If you initiate a lawsuit or are sued, there is a phase of litigation called discovery.  During this phase each side will attempt to learn or discover information from the other side to support the party’s claims or the party’s defenses.

During discovery, let’s say the defendant serves interrogatories [written questions which must be answered in writing under oath] on plaintiff.  Two of the questions are (a) what is your date of birth and (b) what is your social security number.  Without hesitation plaintiff answers these questions.

Also during discovery let’s say plaintiff deposes defendant.  A deposition is basically sworn testimony taken outside of court.  A court reporter or stenographer is present recording verbatim the questions and answers.

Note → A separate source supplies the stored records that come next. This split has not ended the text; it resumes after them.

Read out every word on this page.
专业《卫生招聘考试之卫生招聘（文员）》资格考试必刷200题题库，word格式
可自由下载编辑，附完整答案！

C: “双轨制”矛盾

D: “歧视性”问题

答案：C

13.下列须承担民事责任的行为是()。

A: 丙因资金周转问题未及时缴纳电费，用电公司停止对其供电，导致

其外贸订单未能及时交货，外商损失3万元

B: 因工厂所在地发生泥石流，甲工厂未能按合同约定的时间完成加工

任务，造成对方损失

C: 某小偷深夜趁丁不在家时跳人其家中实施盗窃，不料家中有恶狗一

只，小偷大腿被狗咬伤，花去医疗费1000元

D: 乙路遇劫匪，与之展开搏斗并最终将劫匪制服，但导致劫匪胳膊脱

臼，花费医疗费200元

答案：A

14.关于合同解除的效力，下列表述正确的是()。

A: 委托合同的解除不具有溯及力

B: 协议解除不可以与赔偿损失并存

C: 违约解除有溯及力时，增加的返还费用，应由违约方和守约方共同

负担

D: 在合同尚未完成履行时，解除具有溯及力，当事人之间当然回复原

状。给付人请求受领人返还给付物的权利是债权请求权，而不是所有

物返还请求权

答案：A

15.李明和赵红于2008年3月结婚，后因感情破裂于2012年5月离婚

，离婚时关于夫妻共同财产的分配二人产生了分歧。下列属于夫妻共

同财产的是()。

The court reporter or stenographer will administer the oath to defendant before plaintiff’s counsel begins questioning the defendant.  The deposition then begins.  Plaintiff’s counsel will likely ask defendant if he has ever been deposed.  If not, plaintiff’s counsel will explain the process to the defendant.

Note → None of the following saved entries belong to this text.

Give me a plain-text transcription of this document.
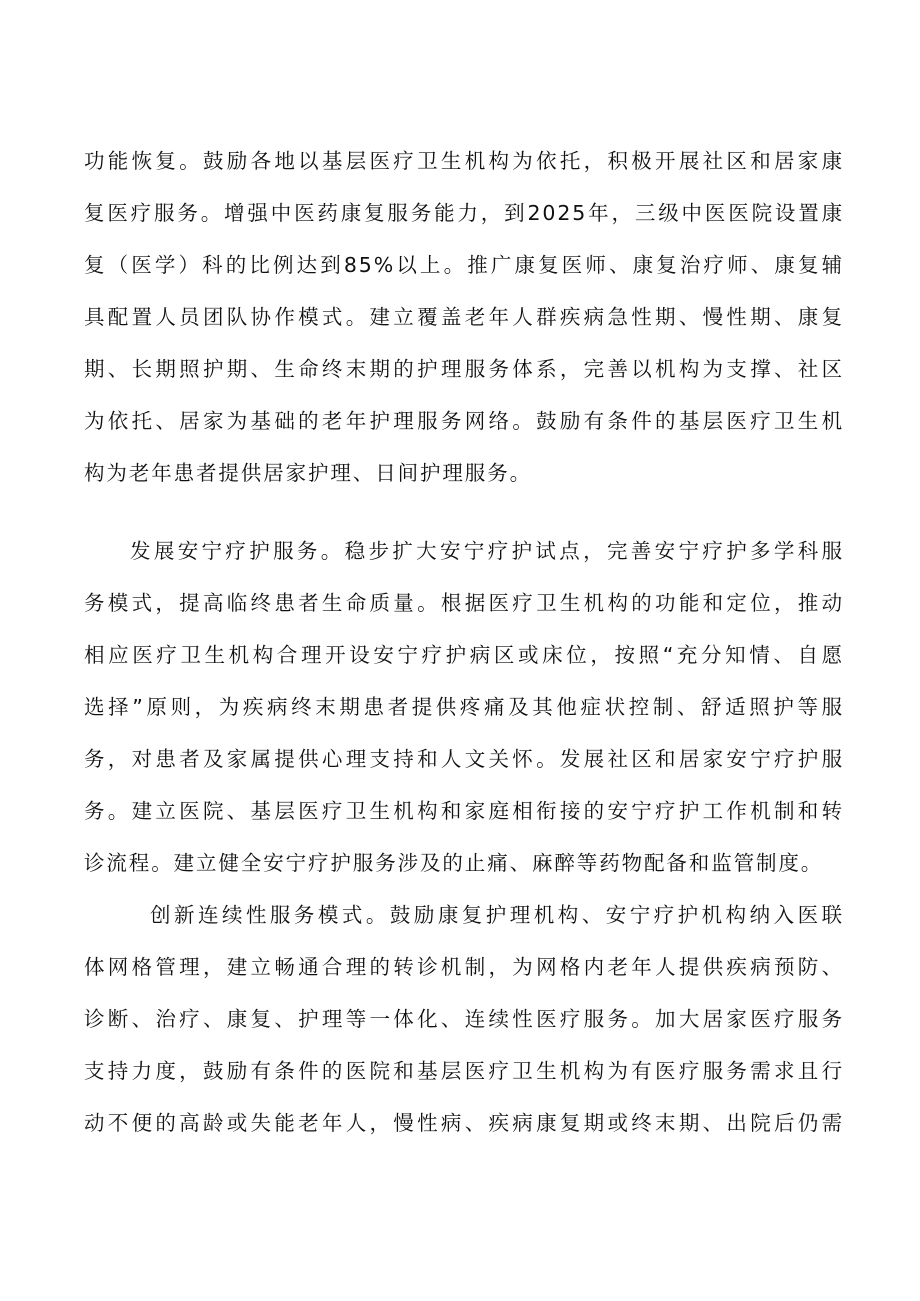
功能恢复。鼓励各地以基层医疗卫生机构为依托，积极开展社区和居家康
复医疗服务。增强中医药康复服务能力，到2025年，三级中医医院设置康
复（医学）科的比例达到85%以上。推广康复医师、康复治疗师、康复辅
具配置人员团队协作模式。建立覆盖老年人群疾病急性期、慢性期、康复
期、长期照护期、生命终末期的护理服务体系，完善以机构为支撑、社区
为依托、居家为基础的老年护理服务网络。鼓励有条件的基层医疗卫生机
构为老年患者提供居家护理、日间护理服务。
发展安宁疗护服务。稳步扩大安宁疗护试点，完善安宁疗护多学科服
务模式，提高临终患者生命质量。根据医疗卫生机构的功能和定位，推动
相应医疗卫生机构合理开设安宁疗护病区或床位，按照“充分知情、自愿
选择”原则，为疾病终末期患者提供疼痛及其他症状控制、舒适照护等服
务，对患者及家属提供心理支持和人文关怀。发展社区和居家安宁疗护服
务。建立医院、基层医疗卫生机构和家庭相衔接的安宁疗护工作机制和转
诊流程。建立健全安宁疗护服务涉及的止痛、麻醉等药物配备和监管制度。
创新连续性服务模式。鼓励康复护理机构、安宁疗护机构纳入医联
体网格管理，建立畅通合理的转诊机制，为网格内老年人提供疾病预防、
诊断、治疗、康复、护理等一体化、连续性医疗服务。加大居家医疗服务
支持力度，鼓励有条件的医院和基层医疗卫生机构为有医疗服务需求且行
动不便的高龄或失能老年人，慢性病、疾病康复期或终末期、出院后仍需
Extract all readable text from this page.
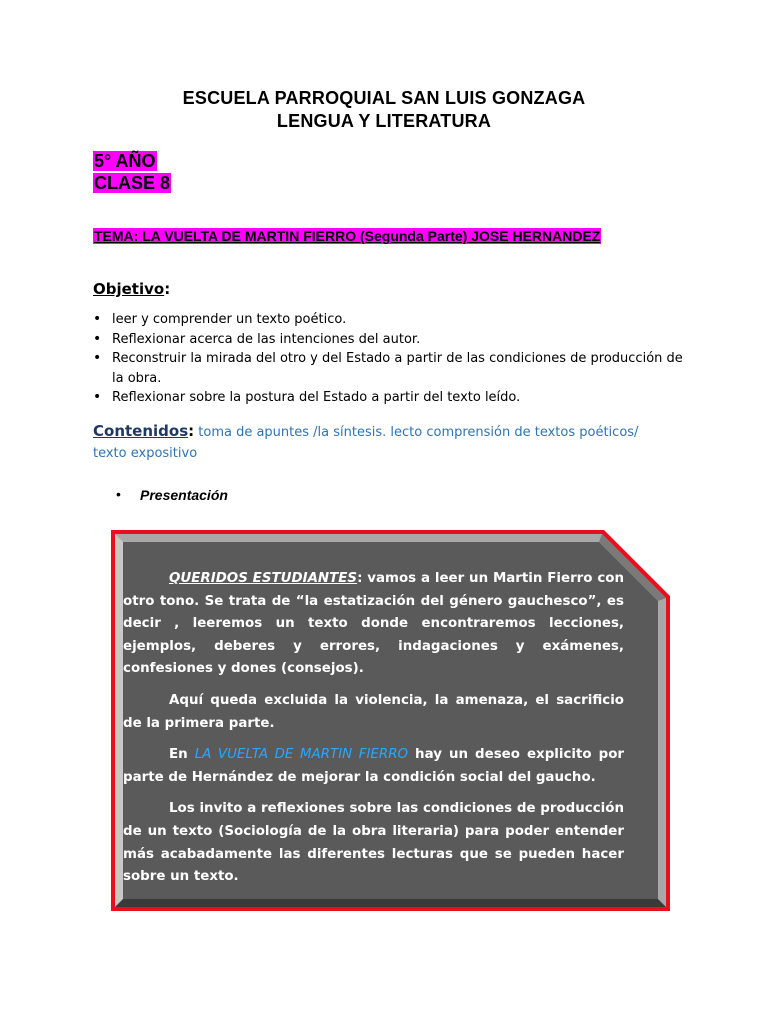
ESCUELA PARROQUIAL SAN LUIS GONZAGA
LENGUA Y LITERATURA
5° AÑO
CLASE 8
TEMA: LA VUELTA DE MARTIN FIERRO (Segunda Parte) JOSE HERNANDEZ
Objetivo:
• leer y comprender un texto poético.
• Reflexionar acerca de las intenciones del autor.
• Reconstruir la mirada del otro y del Estado a partir de las condiciones de producción de la obra.
• Reflexionar sobre la postura del Estado a partir del texto leído.
Contenidos: toma de apuntes /la síntesis. lecto comprensión de textos poéticos/ texto expositivo
• Presentación

QUERIDOS ESTUDIANTES: vamos a leer un Martin Fierro con otro tono. Se trata de “la estatización del género gauchesco”, es decir , leeremos un texto donde encontraremos lecciones, ejemplos, deberes y errores, indagaciones y exámenes, confesiones y dones (consejos).

Aquí queda excluida la violencia, la amenaza, el sacrificio de la primera parte.

En LA VUELTA DE MARTIN FIERRO hay un deseo explicito por parte de Hernández de mejorar la condición social del gaucho.

Los invito a reflexiones sobre las condiciones de producción de un texto (Sociología de la obra literaria) para poder entender más acabadamente las diferentes lecturas que se pueden hacer sobre un texto.
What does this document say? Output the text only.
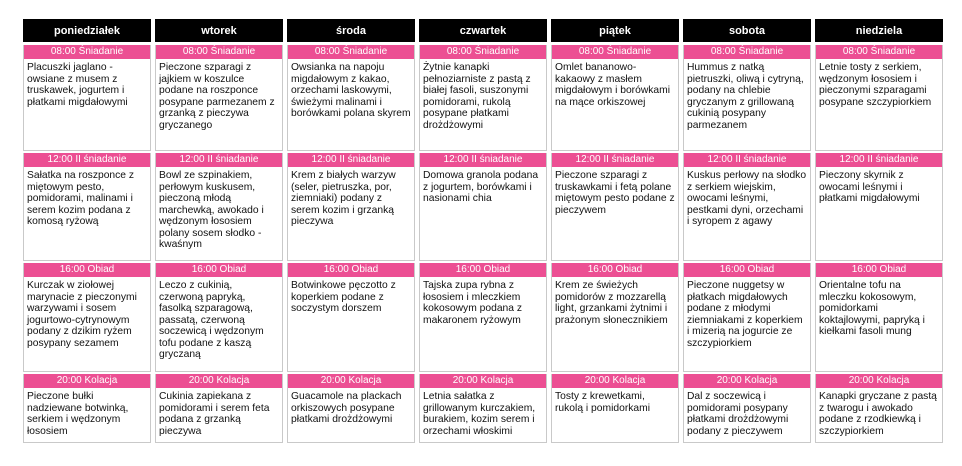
poniedziałek
08:00 Śniadanie
Placuszki jaglano - owsiane z musem z truskawek, jogurtem i płatkami migdałowymi
12:00 II śniadanie
Sałatka na roszponce z miętowym pesto, pomidorami, malinami i serem kozim podana z komosą ryżową
16:00 Obiad
Kurczak w ziołowej marynacie z pieczonymi warzywami i sosem jogurtowo-cytrynowym podany z dzikim ryżem posypany sezamem
20:00 Kolacja
Pieczone bułki nadziewane botwinką, serkiem i wędzonym łososiem
wtorek
08:00 Śniadanie
Pieczone szparagi z jajkiem w koszulce podane na roszponce posypane parmezanem z grzanką z pieczywa gryczanego
12:00 II śniadanie
Bowl ze szpinakiem, perłowym kuskusem, pieczoną młodą marchewką, awokado i wędzonym łososiem polany sosem słodko - kwaśnym
16:00 Obiad
Leczo z cukinią, czerwoną papryką, fasolką szparagową, passatą, czerwoną soczewicą i wędzonym tofu podane z kaszą gryczaną
20:00 Kolacja
Cukinia zapiekana z pomidorami i serem feta podana z grzanką pieczywa
środa
08:00 Śniadanie
Owsianka na napoju migdałowym z kakao, orzechami laskowymi, świeżymi malinami i borówkami polana skyrem
12:00 II śniadanie
Krem z białych warzyw (seler, pietruszka, por, ziemniaki) podany z serem kozim i grzanką pieczywa
16:00 Obiad
Botwinkowe pęczotto z koperkiem podane z soczystym dorszem
20:00 Kolacja
Guacamole na plackach orkiszowych posypane płatkami drożdżowymi
czwartek
08:00 Śniadanie
Żytnie kanapki pełnoziarniste z pastą z białej fasoli, suszonymi pomidorami, rukolą posypane płatkami drożdżowymi
12:00 II śniadanie
Domowa granola podana z jogurtem, borówkami i nasionami chia
16:00 Obiad
Tajska zupa rybna z łososiem i mleczkiem kokosowym podana z makaronem ryżowym
20:00 Kolacja
Letnia sałatka z grillowanym kurczakiem, burakiem, kozim serem i orzechami włoskimi
piątek
08:00 Śniadanie
Omlet bananowo-kakaowy z masłem migdałowym i borówkami na mące orkiszowej
12:00 II śniadanie
Pieczone szparagi z truskawkami i fetą polane miętowym pesto podane z pieczywem
16:00 Obiad
Krem ze świeżych pomidorów z mozzarellą light, grzankami żytnimi i prażonym słonecznikiem
20:00 Kolacja
Tosty z krewetkami, rukolą i pomidorkami
sobota
08:00 Śniadanie
Hummus z natką pietruszki, oliwą i cytryną, podany na chlebie gryczanym z grillowaną cukinią posypany parmezanem
12:00 II śniadanie
Kuskus perłowy na słodko z serkiem wiejskim, owocami leśnymi, pestkami dyni, orzechami i syropem z agawy
16:00 Obiad
Pieczone nuggetsy w płatkach migdałowych podane z młodymi ziemniakami z koperkiem i mizerią na jogurcie ze szczypiorkiem
20:00 Kolacja
Dal z soczewicą i pomidorami posypany płatkami drożdżowymi podany z pieczywem
niedziela
08:00 Śniadanie
Letnie tosty z serkiem, wędzonym łososiem i pieczonymi szparagami posypane szczypiorkiem
12:00 II śniadanie
Pieczony skyrnik z owocami leśnymi i płatkami migdałowymi
16:00 Obiad
Orientalne tofu na mleczku kokosowym, pomidorkami koktajlowymi, papryką i kiełkami fasoli mung
20:00 Kolacja
Kanapki gryczane z pastą z twarogu i awokado podane z rzodkiewką i szczypiorkiem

Plaintiff’s counsel will attempt to make defendant comfortable.  Plaintiff’s counsel will ask easy questions including (a) where do you presently live, (b) what is your date of birth and (c) what is your social security number.  Defendant answers all three questions.

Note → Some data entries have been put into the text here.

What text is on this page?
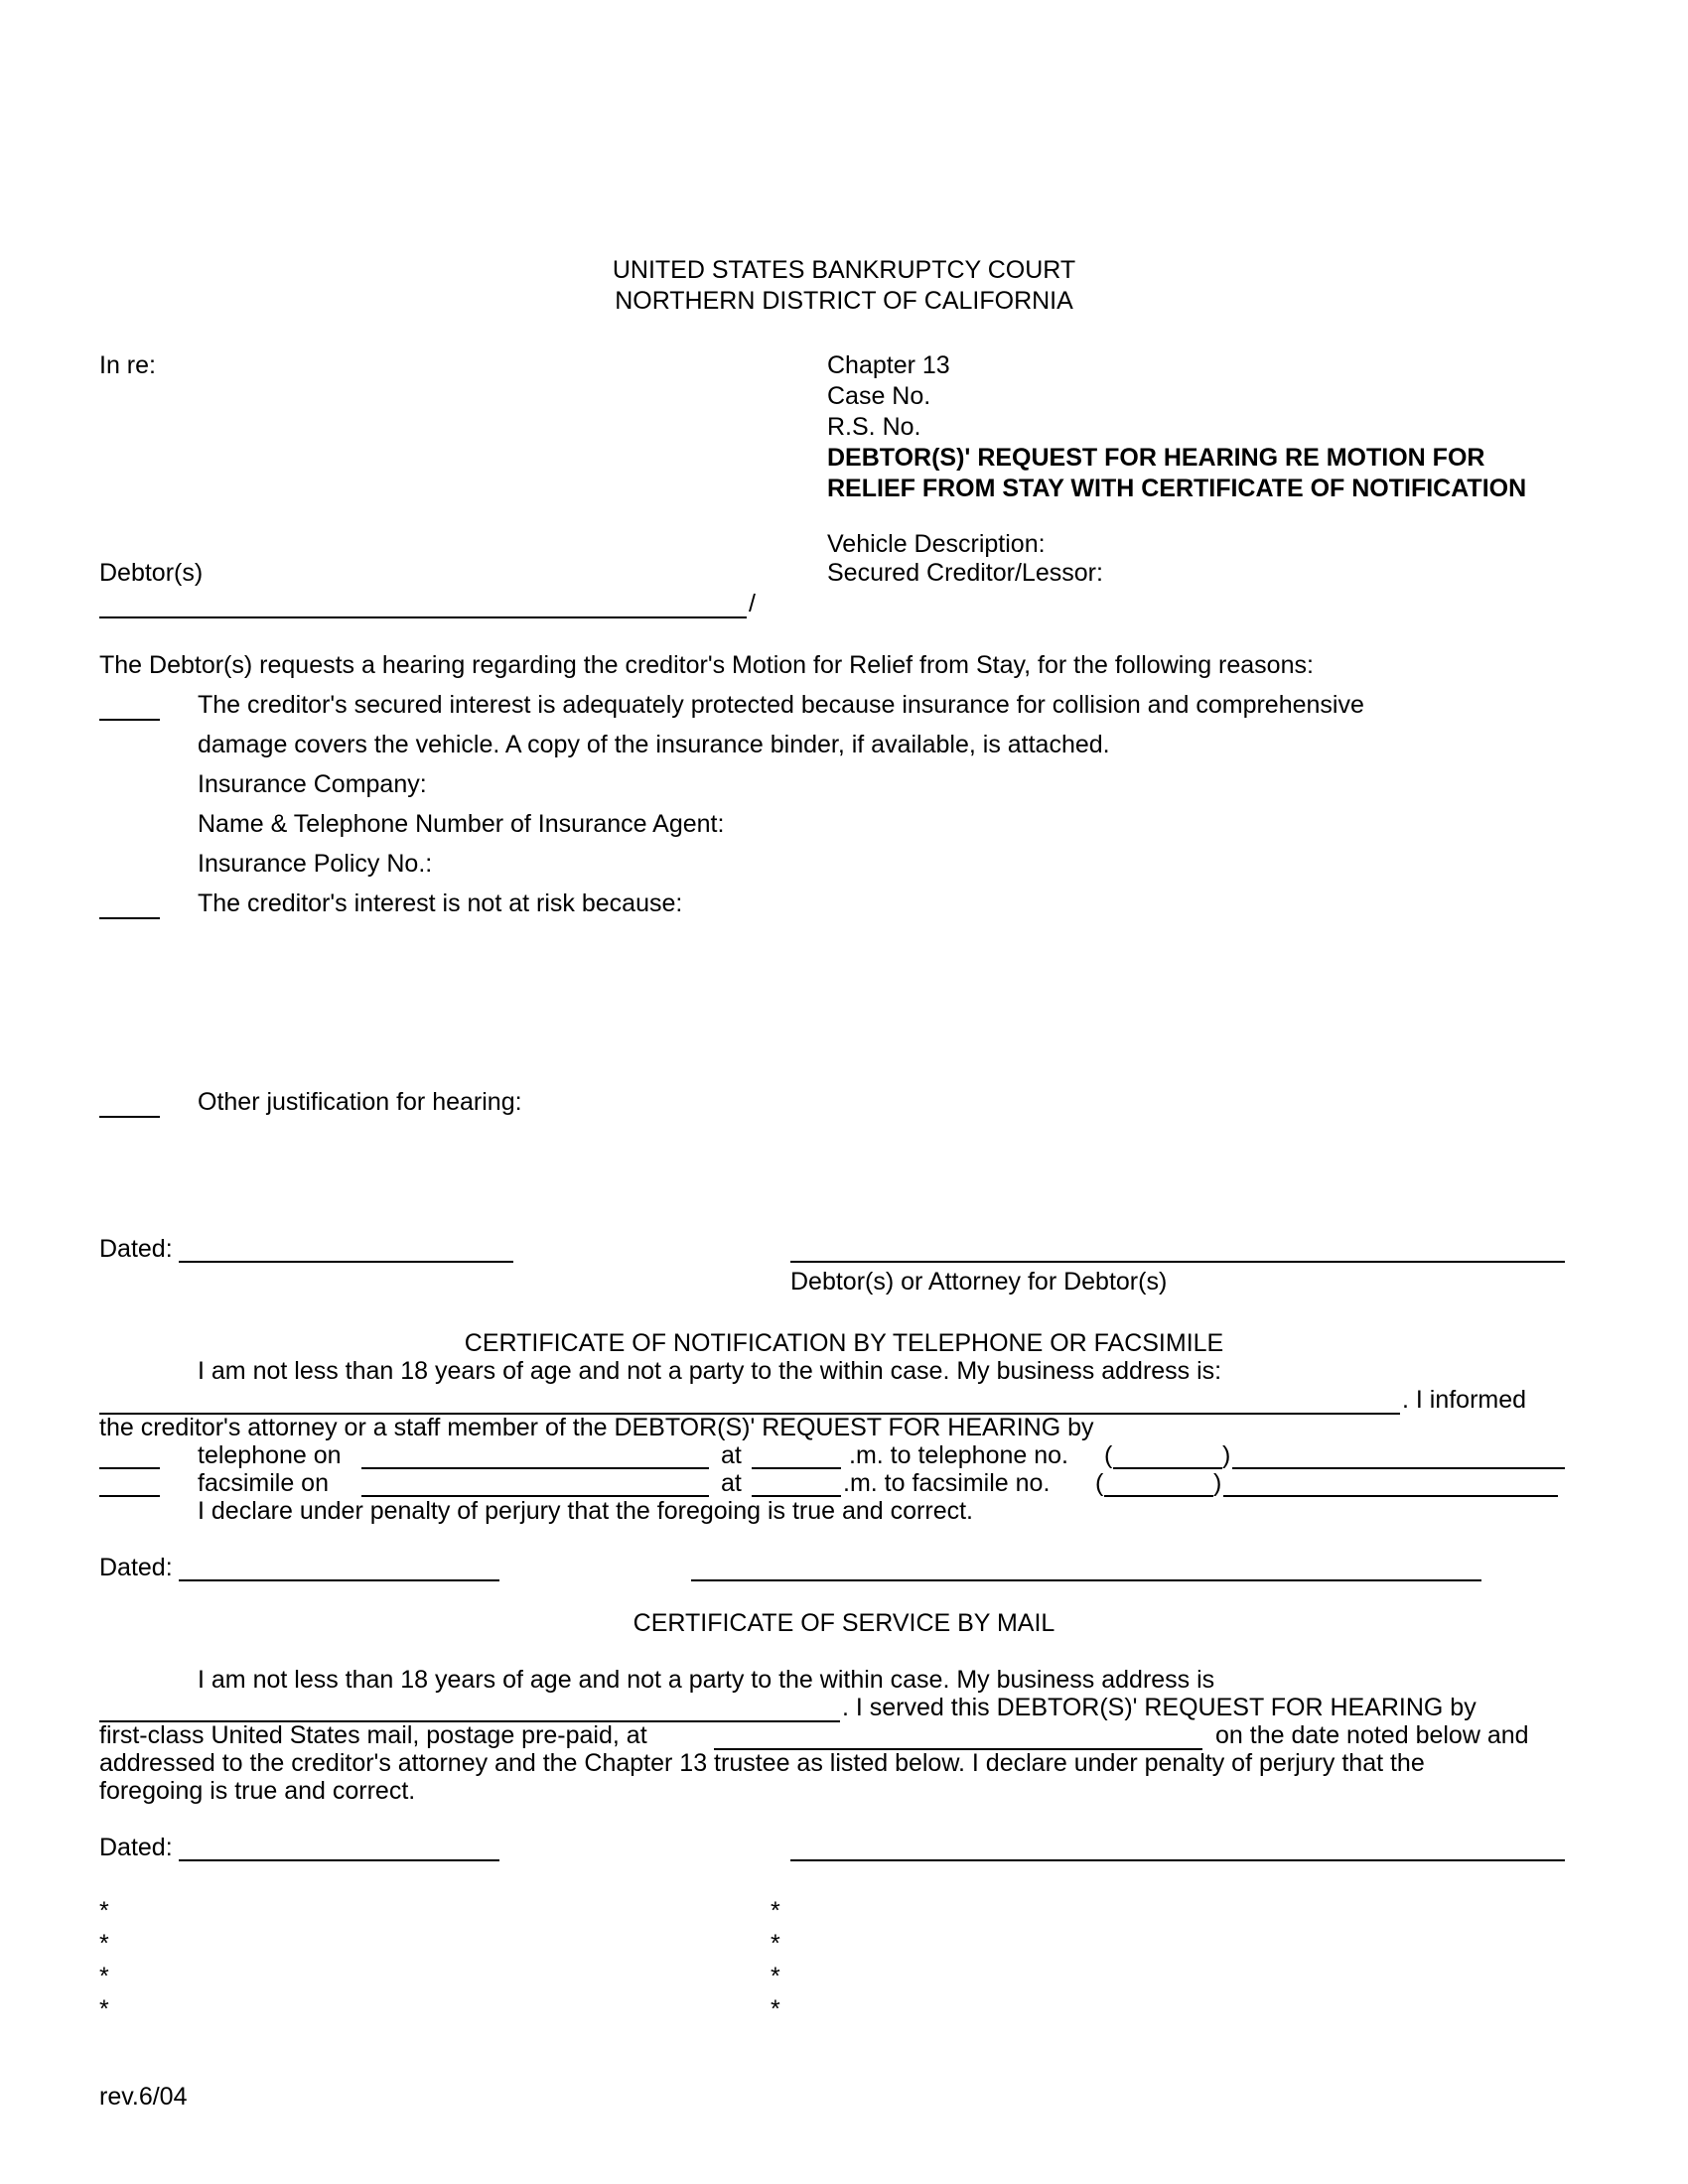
UNITED STATES BANKRUPTCY COURT
NORTHERN DISTRICT OF CALIFORNIA
In re:
Debtor(s)
/
Chapter 13
Case No.
R.S. No.
DEBTOR(S)' REQUEST FOR HEARING RE MOTION FOR
RELIEF FROM STAY WITH CERTIFICATE OF NOTIFICATION
Vehicle Description:
Secured Creditor/Lessor:
The Debtor(s) requests a hearing regarding the creditor's Motion for Relief from Stay, for the following reasons:
The creditor's secured interest is adequately protected because insurance for collision and comprehensive
damage covers the vehicle. A copy of the insurance binder, if available, is attached.
Insurance Company:
Name & Telephone Number of Insurance Agent:
Insurance Policy No.:
The creditor's interest is not at risk because:
Other justification for hearing:
Dated:
Debtor(s) or Attorney for Debtor(s)
CERTIFICATE OF NOTIFICATION BY TELEPHONE OR FACSIMILE
I am not less than 18 years of age and not a party to the within case. My business address is:
. I informed
the creditor's attorney or a staff member of the DEBTOR(S)' REQUEST FOR HEARING by
telephone on	at	.m. to telephone no. (	)
facsimile on	at	.m. to facsimile no. (	)
I declare under penalty of perjury that the foregoing is true and correct.
Dated:
CERTIFICATE OF SERVICE BY MAIL
I am not less than 18 years of age and not a party to the within case. My business address is
. I served this DEBTOR(S)' REQUEST FOR HEARING by
first-class United States mail, postage pre-paid, at	on the date noted below and
addressed to the creditor's attorney and the Chapter 13 trustee as listed below. I declare under penalty of perjury that the
foregoing is true and correct.
Dated:
*
*
*
*
*
*
*
*
rev.6/04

Now, let’s say, the phase of discovery has ended.  Defendant moves for summary judgment, in essence, seeking a ruling from the Court, before a trial, that plaintiff cannot prove her case and that justice thus requires judgment be entered in favor of defendant.

In filing the summary judgment motion, defendant’s counsel attaches as an exhibit plaintiff’s interrogatory answers including her date of birth and social security number.

In filing the opposition, plaintiff’s counsel attaches portions of the transcript from defendant’s deposition including where defendant identified his present address, his date of birth and his social security number.


Not sure how many of you realize that many papers, which previously were mailed to the court or hand delivered to the court, are now filed electronically.   Attorneys are electronically filing exhibits such as answers to interrogatories and deposition transcripts which may contain sensitive personal information such as dates of birth and social security numbers.   Courts do advise counsel to redact or remove such information before filing documents electronically.

If you are involved in a lawsuit and your social security number is requested, don’t hesitate to question the need for that information.  If the opposing counsel explains the reason for the need and your counsel confirms the information must be provided, then before disclosing the information, question counsel  – – is it possible the information may be filed electronically as part of a brief or motion?   If the attorney responds yes, then ask counsel, will he provide you a year’s worth of free credit report monitoring if his office/firm inadvertently files your social security number electronically?

An attorney reading this may roll his/her eyes.  But YOU must take steps to PROTECT your social security number.  Attorneys and their staff are not always diligent in protecting this critical identifier.